As áreas salineiras, tais como os campos incultos e desertos, eram antigamente dados de sesmaria, sem qualquer ónus, segundo a Ord. liv. 4, tit. 43, § 13; depois, começaram a ser dados mediante uma módica pensão, como se vê de documentos dos anos de 1435, 1460 e 1490, apud Cabedo. p. 2, Decisio 53. A novíssima lei de 17 de Julho de 1769 sobre as salinas dos Algarves seguiu de mui perto essas razões de humanidade e interesse público. 
Não encontramos a proibição de 1665, nem tampouco a lei de 1690, mas existem muitos documentos tratando da tributação do sal, como o Regimento dos Direitos do Sal da Alfândega de Lisboa, de 13 de julho de 1638, registrado na Collecção Chronológica da Legislação Portugueza.

Dispensável informar que as duas proibições, de 1665 e 1690, não foram localizadas.

Fontes:

BRITO, Luiz Tenório de. Prometi. Aqui Estou. In Revista do Instituto Histórico e Geográfico de São Paulo, Volume LIX, paginas 59 a 70.

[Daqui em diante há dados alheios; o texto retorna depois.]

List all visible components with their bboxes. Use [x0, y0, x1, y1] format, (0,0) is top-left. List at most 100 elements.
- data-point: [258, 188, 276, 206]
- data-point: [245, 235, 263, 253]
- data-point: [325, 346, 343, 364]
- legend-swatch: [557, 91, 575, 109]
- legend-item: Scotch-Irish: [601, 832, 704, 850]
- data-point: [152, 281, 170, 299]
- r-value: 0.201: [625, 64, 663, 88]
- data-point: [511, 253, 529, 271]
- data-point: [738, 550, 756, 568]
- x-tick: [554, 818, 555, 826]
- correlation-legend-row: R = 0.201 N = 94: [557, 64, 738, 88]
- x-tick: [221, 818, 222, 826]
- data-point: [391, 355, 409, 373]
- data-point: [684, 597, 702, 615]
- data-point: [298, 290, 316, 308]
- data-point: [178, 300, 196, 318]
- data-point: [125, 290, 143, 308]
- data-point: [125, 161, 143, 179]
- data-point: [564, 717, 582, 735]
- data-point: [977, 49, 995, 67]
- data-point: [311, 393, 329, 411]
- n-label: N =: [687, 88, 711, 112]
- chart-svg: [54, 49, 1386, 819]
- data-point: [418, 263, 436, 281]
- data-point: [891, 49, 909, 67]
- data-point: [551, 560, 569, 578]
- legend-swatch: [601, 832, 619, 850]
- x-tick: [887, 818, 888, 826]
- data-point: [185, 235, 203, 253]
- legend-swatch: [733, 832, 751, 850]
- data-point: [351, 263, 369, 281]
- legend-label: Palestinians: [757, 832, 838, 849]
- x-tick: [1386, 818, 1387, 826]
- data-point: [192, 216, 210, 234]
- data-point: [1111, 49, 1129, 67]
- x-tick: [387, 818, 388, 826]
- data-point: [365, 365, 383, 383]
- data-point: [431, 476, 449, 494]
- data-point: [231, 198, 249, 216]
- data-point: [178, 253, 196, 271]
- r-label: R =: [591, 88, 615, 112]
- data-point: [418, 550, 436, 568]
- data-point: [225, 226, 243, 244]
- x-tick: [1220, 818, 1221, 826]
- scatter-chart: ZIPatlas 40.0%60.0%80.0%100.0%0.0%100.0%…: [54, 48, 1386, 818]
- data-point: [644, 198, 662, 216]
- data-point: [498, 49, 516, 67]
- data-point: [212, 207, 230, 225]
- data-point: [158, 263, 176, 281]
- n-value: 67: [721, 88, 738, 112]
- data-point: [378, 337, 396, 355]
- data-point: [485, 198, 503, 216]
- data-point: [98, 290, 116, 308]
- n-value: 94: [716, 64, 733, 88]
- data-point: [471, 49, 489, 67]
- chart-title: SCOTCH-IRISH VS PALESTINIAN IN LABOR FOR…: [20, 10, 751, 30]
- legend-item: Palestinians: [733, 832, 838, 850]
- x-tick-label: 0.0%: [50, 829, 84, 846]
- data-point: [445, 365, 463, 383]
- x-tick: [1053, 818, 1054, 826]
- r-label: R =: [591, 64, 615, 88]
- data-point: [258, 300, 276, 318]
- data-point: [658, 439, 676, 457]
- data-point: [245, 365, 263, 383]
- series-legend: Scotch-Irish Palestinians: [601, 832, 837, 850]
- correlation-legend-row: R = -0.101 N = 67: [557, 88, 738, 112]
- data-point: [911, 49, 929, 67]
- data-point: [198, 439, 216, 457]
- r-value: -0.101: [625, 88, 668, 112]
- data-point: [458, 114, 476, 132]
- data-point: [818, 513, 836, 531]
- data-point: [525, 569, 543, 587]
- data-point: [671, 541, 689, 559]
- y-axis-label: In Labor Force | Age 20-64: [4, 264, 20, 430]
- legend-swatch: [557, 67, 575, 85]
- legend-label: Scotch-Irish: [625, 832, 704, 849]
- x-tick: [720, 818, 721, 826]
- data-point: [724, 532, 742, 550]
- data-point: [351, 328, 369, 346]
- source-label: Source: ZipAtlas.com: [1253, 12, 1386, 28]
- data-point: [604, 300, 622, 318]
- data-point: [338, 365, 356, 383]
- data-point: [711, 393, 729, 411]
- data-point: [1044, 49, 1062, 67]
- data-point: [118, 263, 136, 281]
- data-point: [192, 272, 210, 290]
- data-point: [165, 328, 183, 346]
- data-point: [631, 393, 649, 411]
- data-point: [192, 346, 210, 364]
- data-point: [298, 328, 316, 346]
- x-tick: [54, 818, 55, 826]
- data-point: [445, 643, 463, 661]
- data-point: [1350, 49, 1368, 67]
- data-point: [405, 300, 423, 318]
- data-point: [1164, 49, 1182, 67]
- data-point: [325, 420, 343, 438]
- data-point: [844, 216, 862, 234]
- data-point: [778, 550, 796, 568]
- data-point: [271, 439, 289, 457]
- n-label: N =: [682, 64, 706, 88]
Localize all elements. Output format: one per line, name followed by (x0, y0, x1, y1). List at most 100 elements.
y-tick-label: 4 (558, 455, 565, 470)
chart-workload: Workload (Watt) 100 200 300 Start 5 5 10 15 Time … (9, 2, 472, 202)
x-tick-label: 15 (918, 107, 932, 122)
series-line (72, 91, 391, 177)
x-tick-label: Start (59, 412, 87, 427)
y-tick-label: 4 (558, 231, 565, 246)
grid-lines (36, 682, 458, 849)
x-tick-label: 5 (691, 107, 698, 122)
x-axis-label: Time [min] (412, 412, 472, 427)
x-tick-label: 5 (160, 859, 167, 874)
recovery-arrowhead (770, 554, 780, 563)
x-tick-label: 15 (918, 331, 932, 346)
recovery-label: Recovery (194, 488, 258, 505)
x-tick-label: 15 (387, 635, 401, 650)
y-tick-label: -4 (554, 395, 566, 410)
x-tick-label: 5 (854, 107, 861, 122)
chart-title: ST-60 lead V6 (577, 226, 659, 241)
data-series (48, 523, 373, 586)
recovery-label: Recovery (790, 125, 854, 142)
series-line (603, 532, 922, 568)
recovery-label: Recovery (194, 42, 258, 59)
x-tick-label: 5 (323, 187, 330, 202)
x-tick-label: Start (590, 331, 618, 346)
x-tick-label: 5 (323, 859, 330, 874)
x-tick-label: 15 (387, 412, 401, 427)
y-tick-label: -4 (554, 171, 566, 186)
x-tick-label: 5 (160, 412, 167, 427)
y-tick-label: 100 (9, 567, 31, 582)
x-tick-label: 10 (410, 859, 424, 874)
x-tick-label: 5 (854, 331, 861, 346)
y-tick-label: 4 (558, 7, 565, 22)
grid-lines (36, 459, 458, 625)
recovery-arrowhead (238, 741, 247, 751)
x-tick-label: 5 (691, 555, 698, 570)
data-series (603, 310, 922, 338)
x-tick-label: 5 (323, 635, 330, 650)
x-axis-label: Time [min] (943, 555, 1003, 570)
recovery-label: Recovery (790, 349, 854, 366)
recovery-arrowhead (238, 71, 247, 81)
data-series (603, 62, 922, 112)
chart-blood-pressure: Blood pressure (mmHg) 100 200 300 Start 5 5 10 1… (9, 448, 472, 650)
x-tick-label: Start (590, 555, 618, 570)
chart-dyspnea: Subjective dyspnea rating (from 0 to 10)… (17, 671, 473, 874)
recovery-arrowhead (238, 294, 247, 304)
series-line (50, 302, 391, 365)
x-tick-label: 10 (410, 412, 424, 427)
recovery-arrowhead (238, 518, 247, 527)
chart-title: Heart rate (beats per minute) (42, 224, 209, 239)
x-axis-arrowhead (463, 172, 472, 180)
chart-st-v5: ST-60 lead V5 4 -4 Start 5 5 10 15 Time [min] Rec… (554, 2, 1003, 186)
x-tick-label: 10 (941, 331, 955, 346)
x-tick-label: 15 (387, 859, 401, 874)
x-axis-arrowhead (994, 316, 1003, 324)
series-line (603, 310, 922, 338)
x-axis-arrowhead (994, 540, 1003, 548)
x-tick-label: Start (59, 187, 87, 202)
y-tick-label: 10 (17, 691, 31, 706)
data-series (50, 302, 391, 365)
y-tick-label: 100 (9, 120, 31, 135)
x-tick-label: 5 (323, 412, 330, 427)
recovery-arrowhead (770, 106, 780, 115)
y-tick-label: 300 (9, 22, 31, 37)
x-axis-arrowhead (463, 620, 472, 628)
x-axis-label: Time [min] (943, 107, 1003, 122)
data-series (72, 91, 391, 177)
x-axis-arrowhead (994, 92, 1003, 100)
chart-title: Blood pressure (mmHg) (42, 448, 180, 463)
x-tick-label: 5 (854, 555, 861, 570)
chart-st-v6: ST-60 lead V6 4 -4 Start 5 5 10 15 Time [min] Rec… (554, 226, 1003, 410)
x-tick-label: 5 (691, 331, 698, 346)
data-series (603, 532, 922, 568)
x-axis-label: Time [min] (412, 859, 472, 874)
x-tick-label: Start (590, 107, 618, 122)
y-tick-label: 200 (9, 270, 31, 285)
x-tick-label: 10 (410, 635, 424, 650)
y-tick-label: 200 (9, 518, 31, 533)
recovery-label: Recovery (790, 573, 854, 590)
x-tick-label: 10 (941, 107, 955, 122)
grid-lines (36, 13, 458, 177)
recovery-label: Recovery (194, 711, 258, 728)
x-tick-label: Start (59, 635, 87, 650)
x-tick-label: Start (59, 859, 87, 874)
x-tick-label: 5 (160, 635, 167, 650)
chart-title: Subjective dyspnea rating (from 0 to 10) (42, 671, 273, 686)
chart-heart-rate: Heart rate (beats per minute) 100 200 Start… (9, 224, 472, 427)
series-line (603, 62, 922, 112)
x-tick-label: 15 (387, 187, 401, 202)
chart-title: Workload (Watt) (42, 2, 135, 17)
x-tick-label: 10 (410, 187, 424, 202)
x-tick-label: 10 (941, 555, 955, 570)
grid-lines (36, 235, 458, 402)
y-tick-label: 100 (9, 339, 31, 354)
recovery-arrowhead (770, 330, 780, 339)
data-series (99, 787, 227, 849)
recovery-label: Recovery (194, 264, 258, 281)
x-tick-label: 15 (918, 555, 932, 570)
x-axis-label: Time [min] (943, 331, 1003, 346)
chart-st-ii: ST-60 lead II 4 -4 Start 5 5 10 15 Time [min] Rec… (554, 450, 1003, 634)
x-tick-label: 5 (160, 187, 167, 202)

CLAMAGERAN, J. J., Histoire de l’Impôt en France. 3 volumes. Paris: Librairie de Guillaumin, 1867, 1868 e 1876. Disponíveis em epub, pdf, e word em www.mercadores.com.br, na aba História.

FREIRE, Pascoal José de Melo. Instituições de Direito Civil Português, Volume I. Versão Portuguesa de Miguel Pinto de Meneses. Lisboa: Boletim do Ministério da Justiça, 1966. Disponível em http://www.governodosoutros.ics.ul.pt.

LIMA, Heitor Ferreira (1905-1989). História do pensamento econômico no Brasil, página 71. São Paulo: Companhia Editora Nacional, 1976.

SILVA, José Justino de Andrade e, Collecção Chronológica da Legislação Portugueza, 1634 - 1640. Lisboa: Imprensa de J. J. A. Silva, 1855.